The disciples were most likely in a boat on the Sea of Galilee when a storm came up. Jesus was not physically with them. Jesus came strolling by, but the disciples were not sure they were seeing Him. They think Jesus is a ghost. Peter says, “IF it is you, tell me to come to you.” Jesus calls him and Peter gets out of the water while the storm is still raging. Peter takes his attention off Jesus, places it on the storm and starts to sink. Jesus reaches out and saves him. They get into the boat and the storm calms.
If I replace the storm with the divorce or any other traumatic time in my life, I can understand this in a better way.
*The disciples didn’t recognize Jesus; they thought He was a ghost. During the divorce it was so easy to miss Jesus in the middle of the storm (walking on water) doing miracles and blessing my brother because we were focused on how things should be.
*Peter said, “If it is you, …” Peter didn’t believe that Jesus was there in the storm and asked Jesus to prove it in a specific way. When the storms are raging around us it is so easy to question if Jesus is really there or if He has abandoned us.
*Peter said, “… Tell me to come to you.” Peter was specific in his demands and terms for Jesus to prove Himself. Although Jesus told Peter to come, Peter didn’t believe and turned his focus on the storm. 1. Jesus doesn’t always answer us in the way we demand. He has already proven who He is. 2. Even when Jesus proves who He is, we doubt. 3. Jesus told Peter to come, but Peter ended up doubting and focusing on the storm. 4. When Jesus doesn’t answer us in the way we demand, we doubt that He is there and can feel abandoned.
* Peter stepped out of the boat and the storm was still raging. Jesus didn’t calm the storm so that Peter could come to Him; He allowed Peter to walk through the storm. It is only by walking through the storms in life that our faith becomes real.
*Peter doubted and lost his focus. Peter was a very dramatic man, although he cried out to the Lord, I am pretty sure he thought he was dying and the end was near.

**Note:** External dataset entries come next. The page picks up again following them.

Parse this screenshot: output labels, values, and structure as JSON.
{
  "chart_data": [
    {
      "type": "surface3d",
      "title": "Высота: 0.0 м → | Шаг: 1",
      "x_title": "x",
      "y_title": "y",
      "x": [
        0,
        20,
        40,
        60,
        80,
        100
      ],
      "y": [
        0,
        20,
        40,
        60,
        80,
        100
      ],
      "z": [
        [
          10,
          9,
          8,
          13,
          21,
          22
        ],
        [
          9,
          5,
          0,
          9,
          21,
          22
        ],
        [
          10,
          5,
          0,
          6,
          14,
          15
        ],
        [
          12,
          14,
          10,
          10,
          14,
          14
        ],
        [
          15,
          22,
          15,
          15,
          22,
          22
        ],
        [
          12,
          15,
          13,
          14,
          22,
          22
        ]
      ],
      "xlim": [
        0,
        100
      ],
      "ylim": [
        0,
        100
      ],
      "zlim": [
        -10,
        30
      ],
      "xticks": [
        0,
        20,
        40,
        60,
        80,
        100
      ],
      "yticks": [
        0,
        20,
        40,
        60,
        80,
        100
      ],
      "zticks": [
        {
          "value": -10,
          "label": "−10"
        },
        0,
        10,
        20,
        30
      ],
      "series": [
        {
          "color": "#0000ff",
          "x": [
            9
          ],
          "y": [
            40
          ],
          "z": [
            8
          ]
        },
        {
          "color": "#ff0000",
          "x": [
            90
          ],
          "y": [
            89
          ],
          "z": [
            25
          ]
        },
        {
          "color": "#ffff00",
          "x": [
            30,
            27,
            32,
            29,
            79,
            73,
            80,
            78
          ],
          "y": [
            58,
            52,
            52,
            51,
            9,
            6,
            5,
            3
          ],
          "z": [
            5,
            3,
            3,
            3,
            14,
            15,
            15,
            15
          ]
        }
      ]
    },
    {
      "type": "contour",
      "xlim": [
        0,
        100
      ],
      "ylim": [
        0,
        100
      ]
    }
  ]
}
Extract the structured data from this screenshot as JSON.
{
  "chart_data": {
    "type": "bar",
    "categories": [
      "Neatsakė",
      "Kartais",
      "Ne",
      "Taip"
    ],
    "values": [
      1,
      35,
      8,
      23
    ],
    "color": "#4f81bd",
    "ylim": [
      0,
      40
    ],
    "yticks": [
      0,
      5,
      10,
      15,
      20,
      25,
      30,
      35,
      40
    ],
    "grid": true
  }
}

*It doesn’t say this, but it would have been very easy for Peter to blame Jesus for letting him sink. Peter could have turned to Jesus and said, “I did what was right, I was the only one that got out of the boat and you let me sink. You let me down and abandoned me.” Unfortunately, I have blamed Jesus for my problems and or the consequences of my poor choices.
*Jesus reached out and saved Peter. I can assure you that Peter was still a mess when Jesus pulled him out of the water. His heart was probably racing, he was crying, still scared and his clothes were wet. Although Jesus saved Peter, there was still some cleaning up and calming down to do. We never come out of our storms in life clean and picture perfect. We all have work to do to become who we are supposed to be after the storm.
* Jesus didn’t calm the storm. Jesus doesn’t always calm the storm; sometimes we just have to go through them. Even though we have difficulty seeing Him, He is always there, walking on water, doing miracles and blessing us in the storm.
*Jesus didn’t let the disciples perish in the storm. If Jesus was absent, they would have missed the blessing of His protection and died.
*The storm didn’t calm until they (Jesus and Peter) climbed into the boat. The storms in life never calm unless we allow ourselves to be in the presence of Jesus. I realize it is easier to say this than to do. It is easier to see a raging storm that surrounds us than to see Jesus in the storm.